After his magical 2013 season, Foles got hurt in 2014 and played just eight mediocre games for the Eagles. Before the 2015 season, Chip Kelly shipped him to St. Louis as a part of the return in the Sam Bradford trade. Foles was the Rams' starting quarterback in 2015 but led his team to a 4-7 record in his 11 games. At his request, he was cut last July.  

Then he latched on with Andy Reid's Chiefs to be Alex Smith's backup in 2016, but Kansas City declined his option as free agency was about to kick off and Foles became a free agent. 

With no offers to go to a team where he could compete for a starting gig, Foles decided to re-join the Eagles and agreed to terms on Monday. 

"Everyone of us quarterbacks wants their opportunity to play again and be in the huddle," Foles said. "But at the same time, you can't have the mindset out there that far. In the moment, my role right now is to be the backup quarterback and help Carson in any way that I can. And I take that role with great pride and seriousness."

Foles got a taste of life as a backup last year in Kansas City, where he played in just three games and started just one. While he wasn't playing as much as he had in the past, Foles said he enjoyed the new role and responsibilities. Instead of huddling up with his teammates on game days, he worked with the scout team during the week and helped Smith prepare. 

But helping Smith, who has been in the league since 2005, will be much different than backing up Wentz, who is entering his second in 2017. Smith was able to help Foles learn as a quarterback. Now, Foles has to help Wentz grow.
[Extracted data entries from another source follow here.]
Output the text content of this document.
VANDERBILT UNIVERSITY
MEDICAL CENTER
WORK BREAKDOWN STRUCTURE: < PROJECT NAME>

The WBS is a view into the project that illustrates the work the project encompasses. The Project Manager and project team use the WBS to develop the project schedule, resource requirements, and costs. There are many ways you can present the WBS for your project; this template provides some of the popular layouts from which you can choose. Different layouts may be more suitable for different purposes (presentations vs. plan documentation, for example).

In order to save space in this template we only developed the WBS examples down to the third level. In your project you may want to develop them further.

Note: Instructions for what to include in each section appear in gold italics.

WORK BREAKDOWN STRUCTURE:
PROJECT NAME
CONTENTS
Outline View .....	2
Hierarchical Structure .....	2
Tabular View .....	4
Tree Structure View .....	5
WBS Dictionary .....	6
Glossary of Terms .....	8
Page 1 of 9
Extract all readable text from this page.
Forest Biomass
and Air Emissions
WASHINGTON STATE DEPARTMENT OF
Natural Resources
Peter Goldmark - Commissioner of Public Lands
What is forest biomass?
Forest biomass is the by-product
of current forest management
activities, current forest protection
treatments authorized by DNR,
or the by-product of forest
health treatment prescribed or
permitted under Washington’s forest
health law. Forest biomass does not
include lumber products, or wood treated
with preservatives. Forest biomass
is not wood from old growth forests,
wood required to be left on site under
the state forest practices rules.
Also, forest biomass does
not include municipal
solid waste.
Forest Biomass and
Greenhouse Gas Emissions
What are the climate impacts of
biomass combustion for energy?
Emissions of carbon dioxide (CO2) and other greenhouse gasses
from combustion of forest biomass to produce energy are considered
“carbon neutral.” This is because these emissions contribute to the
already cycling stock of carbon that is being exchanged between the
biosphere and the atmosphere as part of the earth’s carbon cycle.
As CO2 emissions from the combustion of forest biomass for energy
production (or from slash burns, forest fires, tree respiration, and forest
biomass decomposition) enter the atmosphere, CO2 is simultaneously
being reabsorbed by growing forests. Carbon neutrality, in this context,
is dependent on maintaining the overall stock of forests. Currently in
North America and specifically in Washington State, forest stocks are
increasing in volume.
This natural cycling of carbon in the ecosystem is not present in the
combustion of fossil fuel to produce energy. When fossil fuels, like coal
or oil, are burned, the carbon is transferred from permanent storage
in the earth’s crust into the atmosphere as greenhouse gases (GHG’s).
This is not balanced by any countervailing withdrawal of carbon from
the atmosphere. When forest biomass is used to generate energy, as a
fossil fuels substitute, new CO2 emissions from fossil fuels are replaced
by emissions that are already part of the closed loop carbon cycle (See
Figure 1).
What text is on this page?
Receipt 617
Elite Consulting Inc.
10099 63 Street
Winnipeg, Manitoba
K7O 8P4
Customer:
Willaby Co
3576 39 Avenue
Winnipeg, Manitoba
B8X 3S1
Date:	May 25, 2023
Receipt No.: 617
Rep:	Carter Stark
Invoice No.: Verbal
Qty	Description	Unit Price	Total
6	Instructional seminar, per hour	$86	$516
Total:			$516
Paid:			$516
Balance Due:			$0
The two have already been in contact and Foles praised Wentz as an athlete, quarterback and student of the game. Foles thinks his experience will help the guy who owns a job that once belonged to him. 

"The way it differs is, I've been a quarterback here," Foles said. "I've played a lot of games in the Linc. I've played a lot of games for the Eagles. So I know that Carson is going to go through different things throughout the years, so I can relate. I think when you have someone around you who can relate when you have a question or you're unsure about something. And if someone has been there and done it, it gives you more meaning when they give you an answer."
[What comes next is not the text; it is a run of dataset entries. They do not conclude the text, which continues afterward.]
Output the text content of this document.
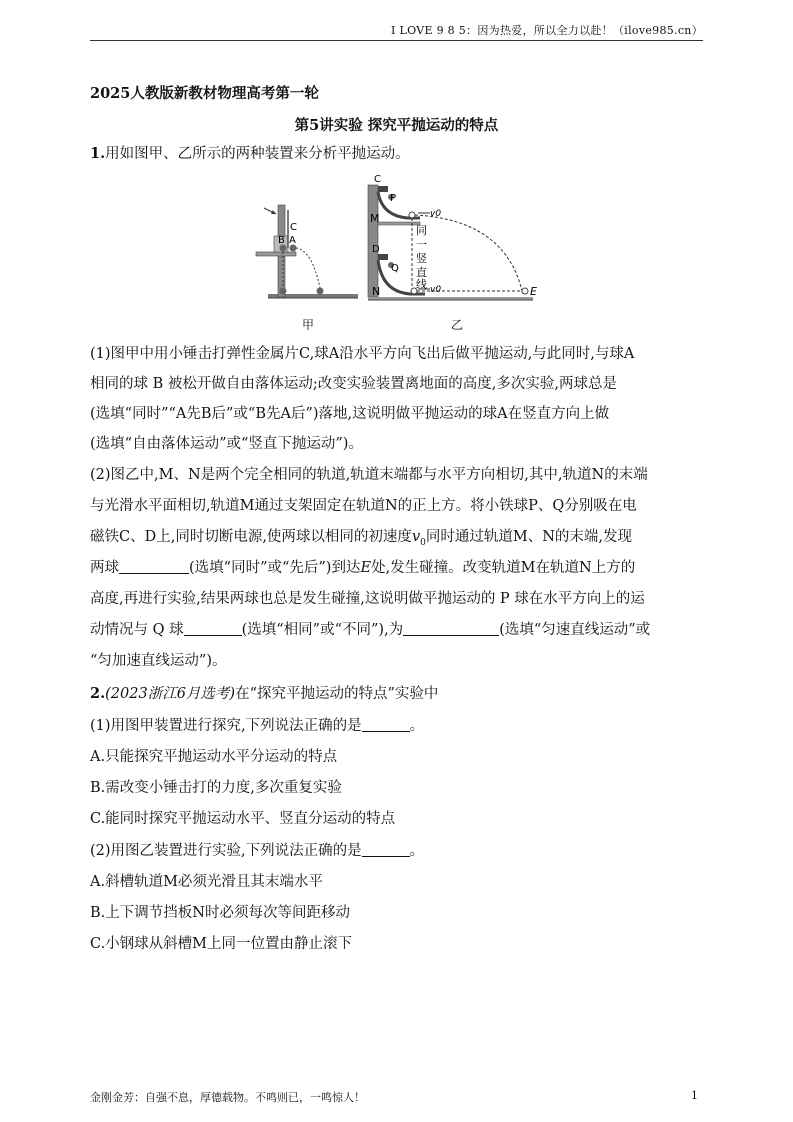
I LOVE 9 8 5：因为热爱，所以全力以赴！（ilove985.cn）
2025人教版新教材物理高考第一轮
第5讲实验 探究平抛运动的特点
1.用如图甲、乙所示的两种装置来分析平抛运动。
B
C
A
C
P
M	v0
D
Q
N	v0	E
同
一
竖
直
线
甲	乙
(1)图甲中用小锤击打弹性金属片C,球A沿水平方向飞出后做平抛运动,与此同时,与球A
相同的球 B 被松开做自由落体运动;改变实验装置离地面的高度,多次实验,两球总是
(选填“同时”“A先B后”或“B先A后”)落地,这说明做平抛运动的球A在竖直方向上做
(选填“自由落体运动”或“竖直下抛运动”)。
(2)图乙中,M、N是两个完全相同的轨道,轨道末端都与水平方向相切,其中,轨道N的末端
与光滑水平面相切,轨道M通过支架固定在轨道N的正上方。将小铁球P、Q分别吸在电
磁铁C、D上,同时切断电源,使两球以相同的初速度$v_0$同时通过轨道M、N的末端,发现
两球	(选填“同时”或“先后”)到达E处,发生碰撞。改变轨道M在轨道N上方的
高度,再进行实验,结果两球也总是发生碰撞,这说明做平抛运动的 P 球在水平方向上的运
动情况与 Q 球	(选填“相同”或“不同”),为	(选填“匀速直线运动”或
“匀加速直线运动”)。
2.(2023浙江6月选考)在“探究平抛运动的特点”实验中
(1)用图甲装置进行探究,下列说法正确的是	。
A.只能探究平抛运动水平分运动的特点
B.需改变小锤击打的力度,多次重复实验
C.能同时探究平抛运动水平、竖直分运动的特点
(2)用图乙装置进行实验,下列说法正确的是	。
A.斜槽轨道M必须光滑且其末端水平
B.上下调节挡板N时必须每次等间距移动
C.小钢球从斜槽M上同一位置由静止滚下
金刚金芳：自强不息，厚德载物。不鸣则已，一鸣惊人！	1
Foles certainly found success in Philadelphia. His 94.2 passer rating in his Eagles career ranks first in franchise history. And his seven-touchdown game against Oakland in 2013 is just one of eight seven-touchdown pass games in NFL history and just one of three in the modern era. Only Foles, Peyton Manning and Drew Brees have done it since 1969. 

To put that seven-touchdown game in perspective, Wentz threw seven touchdowns over the last nine games in his rookie season. 

And that seven-touchdown game was a part of an incredible season. Plenty will call it a fluke, and maybe it was, but his 2013 season under Kelly was absolutely magical. 

In that 2013 Pro Bowl season, Foles completed 64 percent of his passes with 27 touchdowns and just two interceptions and finished the year with a passer rating of 119.2.

Looking back four years later, what does Foles think of that season? 

"That player is still capable," Foles said. "That player is still here."

Now, that player is sitting on the bench. But at least he's doing it in Philly, boos and all.